Strengths of the present study include good compliance with randomised treatment assignment (Lee et al, 1999) and careful documentation of endpoints. A major limitation, however, is that randomised treatment with β-carotene lasted only 2.1 years before early termination, so we could not evaluate long-term treatment. Follow-up duration was also limited; the relatively few cases of cardiovascular disease led to findings with wide confidence intervals. Another concern is that only 71% of WHS women provided blood samples at baseline and analyses were limited to women with a baseline blood sample. However, adjustment for multiple risk factors for cancer and cardiovascular disease, which might be related to baseline blood contribution, did not change the results.

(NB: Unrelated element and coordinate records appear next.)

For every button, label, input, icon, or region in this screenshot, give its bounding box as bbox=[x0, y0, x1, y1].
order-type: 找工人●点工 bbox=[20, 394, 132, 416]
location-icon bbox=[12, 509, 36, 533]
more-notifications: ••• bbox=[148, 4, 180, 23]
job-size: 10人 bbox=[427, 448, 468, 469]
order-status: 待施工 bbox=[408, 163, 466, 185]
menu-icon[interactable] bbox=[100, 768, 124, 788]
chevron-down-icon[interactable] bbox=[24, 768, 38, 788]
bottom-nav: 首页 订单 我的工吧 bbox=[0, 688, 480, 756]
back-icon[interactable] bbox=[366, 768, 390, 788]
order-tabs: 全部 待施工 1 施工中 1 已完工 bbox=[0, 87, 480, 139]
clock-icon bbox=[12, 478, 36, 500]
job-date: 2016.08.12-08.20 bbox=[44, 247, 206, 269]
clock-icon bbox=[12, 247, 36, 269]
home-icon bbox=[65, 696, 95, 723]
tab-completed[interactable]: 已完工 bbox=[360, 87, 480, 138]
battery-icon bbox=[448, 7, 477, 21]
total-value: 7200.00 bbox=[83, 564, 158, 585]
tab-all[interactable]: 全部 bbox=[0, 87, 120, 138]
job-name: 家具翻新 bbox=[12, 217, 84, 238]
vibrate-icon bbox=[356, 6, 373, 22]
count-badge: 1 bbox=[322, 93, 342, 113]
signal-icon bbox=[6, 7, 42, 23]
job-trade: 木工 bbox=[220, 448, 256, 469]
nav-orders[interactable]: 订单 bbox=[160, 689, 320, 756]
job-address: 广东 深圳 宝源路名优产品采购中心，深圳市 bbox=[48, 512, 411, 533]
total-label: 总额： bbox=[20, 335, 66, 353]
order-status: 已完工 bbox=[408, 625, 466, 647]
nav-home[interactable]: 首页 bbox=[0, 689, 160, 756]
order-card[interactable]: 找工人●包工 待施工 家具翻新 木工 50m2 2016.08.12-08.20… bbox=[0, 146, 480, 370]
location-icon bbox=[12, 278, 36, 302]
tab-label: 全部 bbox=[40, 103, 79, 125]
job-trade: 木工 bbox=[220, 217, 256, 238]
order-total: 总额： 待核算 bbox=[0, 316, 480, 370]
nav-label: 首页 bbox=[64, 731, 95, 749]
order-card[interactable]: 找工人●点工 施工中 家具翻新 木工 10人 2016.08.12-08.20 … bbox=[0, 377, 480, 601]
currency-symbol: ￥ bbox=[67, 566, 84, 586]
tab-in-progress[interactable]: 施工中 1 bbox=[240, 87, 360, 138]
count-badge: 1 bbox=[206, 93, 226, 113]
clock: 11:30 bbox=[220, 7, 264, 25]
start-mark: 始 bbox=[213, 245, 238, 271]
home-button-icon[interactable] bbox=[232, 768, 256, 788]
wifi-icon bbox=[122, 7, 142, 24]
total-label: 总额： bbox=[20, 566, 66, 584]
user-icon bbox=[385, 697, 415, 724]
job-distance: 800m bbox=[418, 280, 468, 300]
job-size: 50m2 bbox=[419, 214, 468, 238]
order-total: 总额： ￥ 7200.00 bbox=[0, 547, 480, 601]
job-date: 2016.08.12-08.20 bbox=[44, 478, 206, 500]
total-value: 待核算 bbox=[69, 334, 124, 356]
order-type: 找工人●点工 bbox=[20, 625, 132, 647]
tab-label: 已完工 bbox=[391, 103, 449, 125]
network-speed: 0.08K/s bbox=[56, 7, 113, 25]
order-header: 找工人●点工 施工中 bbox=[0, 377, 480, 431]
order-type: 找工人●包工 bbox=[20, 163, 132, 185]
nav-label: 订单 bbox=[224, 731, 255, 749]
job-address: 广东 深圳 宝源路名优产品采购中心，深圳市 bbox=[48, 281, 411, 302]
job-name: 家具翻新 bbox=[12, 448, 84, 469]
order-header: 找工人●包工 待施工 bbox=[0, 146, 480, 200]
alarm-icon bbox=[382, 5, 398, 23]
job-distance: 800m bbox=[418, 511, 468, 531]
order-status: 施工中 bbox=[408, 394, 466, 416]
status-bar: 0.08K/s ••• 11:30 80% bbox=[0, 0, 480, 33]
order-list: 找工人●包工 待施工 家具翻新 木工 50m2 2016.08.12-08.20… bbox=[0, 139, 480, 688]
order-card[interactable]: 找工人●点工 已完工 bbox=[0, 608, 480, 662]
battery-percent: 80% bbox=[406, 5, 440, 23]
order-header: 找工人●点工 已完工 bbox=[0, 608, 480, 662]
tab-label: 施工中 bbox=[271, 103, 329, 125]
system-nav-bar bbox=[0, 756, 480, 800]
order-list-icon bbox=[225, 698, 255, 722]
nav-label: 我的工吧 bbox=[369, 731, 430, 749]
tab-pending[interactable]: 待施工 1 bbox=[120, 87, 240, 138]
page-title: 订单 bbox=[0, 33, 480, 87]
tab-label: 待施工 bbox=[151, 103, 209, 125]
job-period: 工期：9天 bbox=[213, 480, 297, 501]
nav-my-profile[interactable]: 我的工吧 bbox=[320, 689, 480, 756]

In conclusion, these data do not suggest that β-carotene supplementation is beneficial to individuals with the lowest plasma levels of β-carotene as found within this study. However, because subjects were adequately nourished, we could not examine this question among those with levels of β-carotene that might be seen in a malnourished population. Further, treatment duration was short, precluding the evaluation of long-term supplementation.